Stemming from this, he’s adamant about remembering where he came from. “It’s an interesting thing to make art for a place that doesn’t exist,” Diggs says, speaking of an Oakland that’s nearly unrecognizable from the place where he grew up. “Oakland is changing so fast, and most of the people I grew up with live elsewhere. Even if they’re still in the Bay and still claim it, they live on the outskirts and come into Oakland to hang out sometimes.”

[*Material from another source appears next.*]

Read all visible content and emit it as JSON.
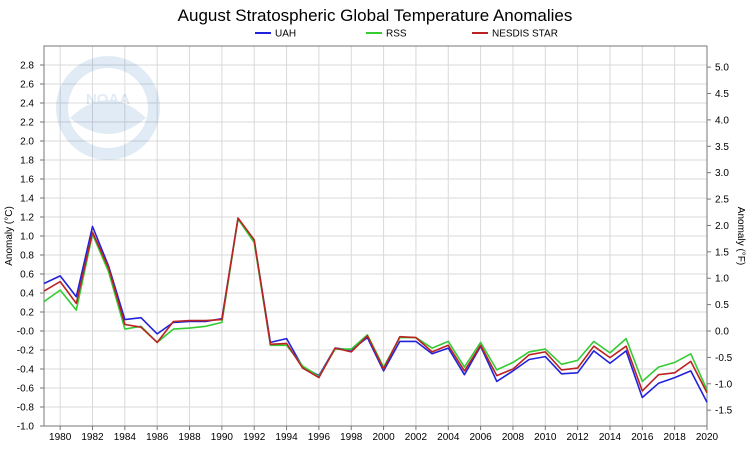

Set in his hometown, Blindspotting tackles themes of memory and loss—the latter due in this case to gentrification and displacement of natives. Although it’s set far, far away from Oakland, Snowpiercer grapples with similar themes: A failed global-warming experiment kills much of the planet, plunging it into ice and carving ever-deepening divisions between the haves and the have-nots.
The idea of using science fiction to confront real-world concerns has always interested Diggs, a self-proclaimed Star Trek fan. “Fucking climate change scares the shit out of me right now,” he says. “Snowpiercer barely seems like scifi at this point.”
If there’s another thread running through Diggs’s projects—which will soon include the Showtime limited series The Good Lord Bird, in which he plays Frederick Douglass—it’s that he wants to choose characters who continue to push our cultural conversation forward. (He’ll also put his spin on a beloved crustacean when he voices Sebastian in Disney’s remake of The Little Mermaid.) “I don’t like to play in worlds where stupidity is excused or justified or is part of the world,” Diggs says, emphasizing his preference for complex studies of human desires and conflicts.
That’s true even when they’re controversial. Take his recent turn in the off-Broadway play White Noise: In last year’s buzzy production from Pulitzer Prizewinning playwright Suzan-Lori Parks, his character has an encounter with the police and then asks his white friend to be his owner in order to feel safer in the world. It is dangerous territory for a play to explore, but Diggs loves working with black artists who have something to say about race and politics in America. Among those who earn his praise: Moonlight co-writer Tarell Alvin McCraney, poet Chinaka Hodge (“my favorite writer of words”), 2019 Pulitzer-winning playwright Jackie Sibblies Drury and Slave Play playwright (and Fall 2019 Playboy Interview subject) Jeremy O. Harris.
Diggs has learned a lot shooting Snowpiercer scenes alongside his Oscar-winning co-star Jennifer Connelly—lessons that will come in handy as he seeks to increase his impact outside of the New York theater scene that incubated his career.
“Music these days has become accessible to everybody, and that’s good, so I always want to keep making music,” he says. (In addition to his many acting projects, Diggs fronts the hip-hop group Clipping.) “That’s another reason it’s important to work in TV and film: Those are actually more accessible than theater in a lot of ways. Even if I’m sort of uncomfortable with them, I want to figure out ways to tell the important stories by those means.”
Talk of the future raises another question: Has his father’s evolved masculinity inspired Diggs to raise a family of his own? The artist says he “desperately” wants to have kids and explains how his creative choices will factor into the herculean task of fatherhood.
“Raising black kids in the world, I want them to be less afraid than I was,” he says. “I wonder, What the hell kind of place am I bringing a kid into, and is that okay? That’s stressful, and it also makes me want to keep making art that’s important and speaks to those things.”
He concludes the thought on a note that would surely make his father proud. “I want the world to be better for my children, whenever they get here.”